Brewer was best known for playing the guitar Hawaiian Style, across the lap, face-up being intonated with a metal bar on the strings rather than fretted by hand. During the first half of the 20th century, this style of playing rivaled the traditional Spanish style in popularity. It was for this reason that the majority of the earliest electric instruments were designed to meet the simple function of the Hawaiian guitar. In September 1932 Gage Brewer acquired both a Hawaiian and Spanish guitars and it is from the Spanish model he received that all contemporary electric guitars descend.
With the invention of the telephone and phonograph in the late 19th century, followed by broadcast radio in the 1920’s and finally, the wider availability of electrical service to the public in the 1930’s, the electric guitar was an instrument whose time had come.

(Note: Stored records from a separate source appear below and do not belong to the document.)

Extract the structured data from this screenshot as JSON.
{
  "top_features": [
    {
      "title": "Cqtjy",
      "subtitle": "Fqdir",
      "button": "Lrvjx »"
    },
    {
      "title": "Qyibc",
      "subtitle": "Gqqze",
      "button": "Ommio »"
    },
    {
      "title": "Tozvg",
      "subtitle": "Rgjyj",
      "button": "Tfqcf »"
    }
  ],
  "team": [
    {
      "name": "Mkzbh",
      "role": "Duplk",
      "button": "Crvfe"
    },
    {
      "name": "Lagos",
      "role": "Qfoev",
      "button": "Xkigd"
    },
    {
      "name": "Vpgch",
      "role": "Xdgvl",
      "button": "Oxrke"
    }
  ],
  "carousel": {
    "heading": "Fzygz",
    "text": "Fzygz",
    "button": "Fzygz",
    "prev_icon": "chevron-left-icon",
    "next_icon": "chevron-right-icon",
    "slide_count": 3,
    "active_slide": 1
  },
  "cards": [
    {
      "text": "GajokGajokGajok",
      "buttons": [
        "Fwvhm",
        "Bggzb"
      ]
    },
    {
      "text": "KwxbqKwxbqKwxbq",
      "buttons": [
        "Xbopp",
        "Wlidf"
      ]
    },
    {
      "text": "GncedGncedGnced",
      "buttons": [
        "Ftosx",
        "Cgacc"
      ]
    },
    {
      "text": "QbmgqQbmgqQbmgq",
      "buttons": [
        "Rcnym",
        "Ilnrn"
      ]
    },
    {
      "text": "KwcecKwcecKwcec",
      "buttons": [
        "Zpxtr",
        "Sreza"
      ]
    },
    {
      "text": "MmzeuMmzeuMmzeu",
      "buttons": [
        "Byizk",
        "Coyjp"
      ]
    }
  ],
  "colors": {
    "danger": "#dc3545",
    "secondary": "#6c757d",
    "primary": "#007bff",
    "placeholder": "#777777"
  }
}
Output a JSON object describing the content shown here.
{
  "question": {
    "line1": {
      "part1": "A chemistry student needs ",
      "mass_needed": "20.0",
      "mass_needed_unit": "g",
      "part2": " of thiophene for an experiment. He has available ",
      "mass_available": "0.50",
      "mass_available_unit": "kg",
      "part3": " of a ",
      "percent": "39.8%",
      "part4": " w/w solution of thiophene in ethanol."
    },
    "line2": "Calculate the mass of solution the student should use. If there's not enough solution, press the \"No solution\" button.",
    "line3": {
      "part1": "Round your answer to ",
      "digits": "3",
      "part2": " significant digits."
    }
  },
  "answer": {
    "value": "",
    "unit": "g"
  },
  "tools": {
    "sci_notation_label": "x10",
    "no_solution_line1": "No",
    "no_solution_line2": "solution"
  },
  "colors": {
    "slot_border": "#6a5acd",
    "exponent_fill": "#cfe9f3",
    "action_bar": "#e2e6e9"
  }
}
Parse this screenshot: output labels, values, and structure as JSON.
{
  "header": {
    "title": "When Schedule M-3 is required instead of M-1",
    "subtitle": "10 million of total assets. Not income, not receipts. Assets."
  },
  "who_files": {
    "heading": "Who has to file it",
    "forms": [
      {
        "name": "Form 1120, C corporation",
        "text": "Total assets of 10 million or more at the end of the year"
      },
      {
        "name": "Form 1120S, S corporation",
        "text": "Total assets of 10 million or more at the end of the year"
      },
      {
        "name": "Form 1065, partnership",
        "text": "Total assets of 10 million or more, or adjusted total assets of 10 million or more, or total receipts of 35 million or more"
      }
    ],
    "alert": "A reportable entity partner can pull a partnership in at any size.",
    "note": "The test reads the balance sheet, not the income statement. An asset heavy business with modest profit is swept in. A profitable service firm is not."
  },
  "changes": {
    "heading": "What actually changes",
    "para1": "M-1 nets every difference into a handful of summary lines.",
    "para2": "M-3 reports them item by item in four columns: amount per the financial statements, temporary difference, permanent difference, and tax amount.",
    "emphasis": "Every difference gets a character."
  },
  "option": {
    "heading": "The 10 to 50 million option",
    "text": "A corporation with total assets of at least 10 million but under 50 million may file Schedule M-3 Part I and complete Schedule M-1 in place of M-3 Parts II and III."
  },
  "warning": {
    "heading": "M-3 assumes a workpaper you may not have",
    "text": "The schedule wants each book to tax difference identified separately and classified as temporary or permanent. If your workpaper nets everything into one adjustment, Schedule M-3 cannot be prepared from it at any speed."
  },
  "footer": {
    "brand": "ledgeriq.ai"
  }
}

Campaign for Volts! – Wichita and the Electric Guitar
Amazing Exhibit of the Earliest Electric Guitars from the 1930’s
Until recently it went unrecognized that an unassuming mid-western city gave rise to the twentieth century’s most remarkable musical instrument, the Electric Guitar. In the summer of 1932 an enterprising Guitarist, Orchestra Leader and Music Educator from Wichita, Kansas named Gage Brewer acquired the first electric guitars from their inventor, George Beauchamp of Los Angeles and whisked them to Wichita for a triumphal debut through a series of highly promoted Halloween performances. It would take several years for the instrument to catch on but Brewer proceeded through a career spanning five decades prominently featuring the instrument.
Newspaper accounts from early October ‘32 tell of Brewer receiving two pre-production instruments from Beauchamp and how he planned to debut them in his remote, mid-western city of 100,000. Accounts from Wichita seventy-five years ago described the never before heard instrument as electrical perfection and similar to the music heard from a pipe-organ!
WSCHM celebrates the 75th year of this technological achievement and those who first participated in the development and use of the electric guitar.
Featured in the exhibit rare electric guitars from the 1930’s: Brewer’s original Ro-Pat-In Electro Spanish, Les Paul’s own Custom Gibson Electric, Alvino Rey’s Modified Fry-Pan Spanish, Eddie Bush’s Electric Dobro, Gibson’s Original Electric Proto-type, amazing failed technological wonders: Artifacts by Stromberg-Voisinet ”Stromberg-Electro”, Vivi-tone and Volu-Tone.